Napoleon Bonaparte'ın baskısı üzerine, Polonya'yı paylaşanlar 1807'de Varşova'da bir Polonya prensliğinin yeniden kurulmasına "izin" veriyorlar. Napoleon'un duman edilmesinden sonra yapılan meşhur Viyana konferansında Polonya gene, bir küçük bölge dışında tamamen Rus ve Alman bölgesi ilan ediliyor. 1830'de Ruslara karşı ayaklanıyorlar, ama yenilip yoğun bir Ruslaştırma ve Almanlaştırma kampanyasına maruz kalıyorlar. Bu savaşta yenilenlerden bir grup Polonyalı İstanbul'a sığınıp bugünkü Polonezköyü kuruyor. Bu arada Nazım Hikmet'in dedesinin, o dönemde Türkiye'ye gelen ve daha sonra bir Osmanlı Paşası olan Polonyalılardan
Konstantin Borzecki olduğunu da hatırlatalım. 1863'deki başarısız ikinci ayaklanmadan sonra ise, 'Polonya'nın adı bile yasaklanıyor!
Bu yoğun asimilasyon politikasından kurtulabilen Polonyalıların yaşadığı tek yer, Avusturya-Macaristan bçlgesindekiler oluyor ve Birinci Dünya Savaşı'ndan sonra 1918 Kasımında Polonya, oradan yeniden doğuyor.
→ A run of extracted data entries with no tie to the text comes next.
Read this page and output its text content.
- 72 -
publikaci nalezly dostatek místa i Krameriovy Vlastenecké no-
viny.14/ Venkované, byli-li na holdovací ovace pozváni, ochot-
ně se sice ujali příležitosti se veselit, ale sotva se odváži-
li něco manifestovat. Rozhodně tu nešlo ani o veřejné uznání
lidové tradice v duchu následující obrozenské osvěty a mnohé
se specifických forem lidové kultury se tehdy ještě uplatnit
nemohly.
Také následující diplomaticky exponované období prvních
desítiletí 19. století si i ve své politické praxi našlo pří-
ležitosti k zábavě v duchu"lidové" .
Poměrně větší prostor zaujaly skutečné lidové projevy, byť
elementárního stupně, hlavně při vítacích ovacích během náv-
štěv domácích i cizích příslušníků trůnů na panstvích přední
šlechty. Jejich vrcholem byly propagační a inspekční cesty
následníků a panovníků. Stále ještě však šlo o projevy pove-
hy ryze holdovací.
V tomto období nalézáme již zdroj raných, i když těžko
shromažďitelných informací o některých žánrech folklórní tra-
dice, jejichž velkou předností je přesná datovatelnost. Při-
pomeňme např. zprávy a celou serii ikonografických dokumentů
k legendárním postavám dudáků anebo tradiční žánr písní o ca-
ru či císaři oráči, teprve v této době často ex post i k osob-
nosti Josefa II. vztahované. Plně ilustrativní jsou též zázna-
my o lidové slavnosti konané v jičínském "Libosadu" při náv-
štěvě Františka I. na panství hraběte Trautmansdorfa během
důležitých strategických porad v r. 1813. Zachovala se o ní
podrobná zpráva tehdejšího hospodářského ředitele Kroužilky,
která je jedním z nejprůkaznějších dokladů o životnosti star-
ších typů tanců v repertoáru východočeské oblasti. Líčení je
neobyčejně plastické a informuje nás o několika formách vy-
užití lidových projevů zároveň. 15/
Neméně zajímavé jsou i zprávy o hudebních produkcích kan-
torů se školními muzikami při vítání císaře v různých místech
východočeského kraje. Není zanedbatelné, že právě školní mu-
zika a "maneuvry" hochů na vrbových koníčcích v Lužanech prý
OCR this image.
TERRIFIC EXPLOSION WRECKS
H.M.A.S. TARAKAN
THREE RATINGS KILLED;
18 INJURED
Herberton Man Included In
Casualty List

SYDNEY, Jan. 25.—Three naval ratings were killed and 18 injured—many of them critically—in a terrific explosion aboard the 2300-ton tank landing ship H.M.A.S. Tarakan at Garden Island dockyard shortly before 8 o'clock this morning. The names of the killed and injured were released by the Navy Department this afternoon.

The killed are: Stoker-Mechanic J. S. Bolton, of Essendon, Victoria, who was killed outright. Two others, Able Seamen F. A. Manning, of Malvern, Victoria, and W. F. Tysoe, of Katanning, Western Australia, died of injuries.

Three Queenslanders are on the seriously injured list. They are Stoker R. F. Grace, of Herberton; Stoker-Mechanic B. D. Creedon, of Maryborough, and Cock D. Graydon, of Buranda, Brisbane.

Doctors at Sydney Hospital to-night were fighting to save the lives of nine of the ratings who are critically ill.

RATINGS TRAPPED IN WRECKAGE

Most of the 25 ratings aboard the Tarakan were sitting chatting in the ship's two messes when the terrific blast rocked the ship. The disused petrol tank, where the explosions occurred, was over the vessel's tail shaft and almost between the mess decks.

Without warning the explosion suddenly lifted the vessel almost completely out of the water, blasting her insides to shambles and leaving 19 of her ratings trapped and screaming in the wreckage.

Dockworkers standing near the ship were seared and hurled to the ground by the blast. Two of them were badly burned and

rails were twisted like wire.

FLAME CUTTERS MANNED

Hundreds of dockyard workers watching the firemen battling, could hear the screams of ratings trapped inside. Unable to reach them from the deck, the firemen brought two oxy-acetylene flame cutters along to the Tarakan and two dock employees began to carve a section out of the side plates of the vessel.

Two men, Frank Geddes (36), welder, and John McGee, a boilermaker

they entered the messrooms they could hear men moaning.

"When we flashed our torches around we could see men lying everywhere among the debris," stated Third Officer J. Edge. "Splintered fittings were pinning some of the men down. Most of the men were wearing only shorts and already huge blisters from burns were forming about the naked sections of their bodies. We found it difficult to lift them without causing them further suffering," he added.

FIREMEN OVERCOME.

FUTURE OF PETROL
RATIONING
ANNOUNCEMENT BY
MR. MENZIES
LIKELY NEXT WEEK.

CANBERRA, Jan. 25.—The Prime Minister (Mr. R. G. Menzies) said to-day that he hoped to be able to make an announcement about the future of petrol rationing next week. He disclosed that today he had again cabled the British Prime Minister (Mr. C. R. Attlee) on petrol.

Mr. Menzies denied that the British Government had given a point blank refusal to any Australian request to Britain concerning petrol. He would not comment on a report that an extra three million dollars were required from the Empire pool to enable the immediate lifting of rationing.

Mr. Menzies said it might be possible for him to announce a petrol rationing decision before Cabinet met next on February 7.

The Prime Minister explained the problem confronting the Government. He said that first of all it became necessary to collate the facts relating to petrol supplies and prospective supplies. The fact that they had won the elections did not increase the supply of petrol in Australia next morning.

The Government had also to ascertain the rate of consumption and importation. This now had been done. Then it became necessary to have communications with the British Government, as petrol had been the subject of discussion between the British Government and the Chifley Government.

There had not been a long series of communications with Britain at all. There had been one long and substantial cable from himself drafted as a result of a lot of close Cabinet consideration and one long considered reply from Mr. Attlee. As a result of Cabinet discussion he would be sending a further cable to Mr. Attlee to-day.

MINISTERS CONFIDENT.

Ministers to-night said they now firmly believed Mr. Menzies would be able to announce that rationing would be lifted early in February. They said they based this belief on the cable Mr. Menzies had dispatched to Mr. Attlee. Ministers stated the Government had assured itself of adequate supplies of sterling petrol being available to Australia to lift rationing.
İkinci Dünya Savaşında Polonya'nın Hitler ve Stalin arasında nasıl paylaşıldığını, proleter devrimci "yoldaşlar" dahil herkes bilir!.. Ama "Marksist usta"ları Stalin'in Katyn ormanında yirmibin Polonyalıyı nasıl öldürttüğünü bilmezler -idi. Şimdi biliyor olmalılar! Ve son Polonya Cumhurbaşkanı Lech Kaczynski'nin uçağı, tam da o katliamın yapıldığı yerde düştü. Onunla birlikte bazı önemli bakan ve politikacılar, genelkurmay başkanı, kazada öldüler. Kazadan sonra piyasaya çıkan bir internet filminde, düşen uçkata sağ kalanların Ruslar tarafından öldürüldüğünü ima eden kareler vardı. Doğruluğu kanıtlanmadı, ama filmi cep telefonuyla çeken Rus öldürüldü. Polonya, faşizan bir tekadam örneği olan Putin'in eski usul yayılmacı emellerinin yol üzerinde bulunuyor. Polonya, her zaman Rusya'nın tehdidi altında yaşadı ve Ukrayna'nın yeniden Rus etkisine geri dönemesinin ardından yeniden Rus tehdidini yoğun hissetmeye başladı.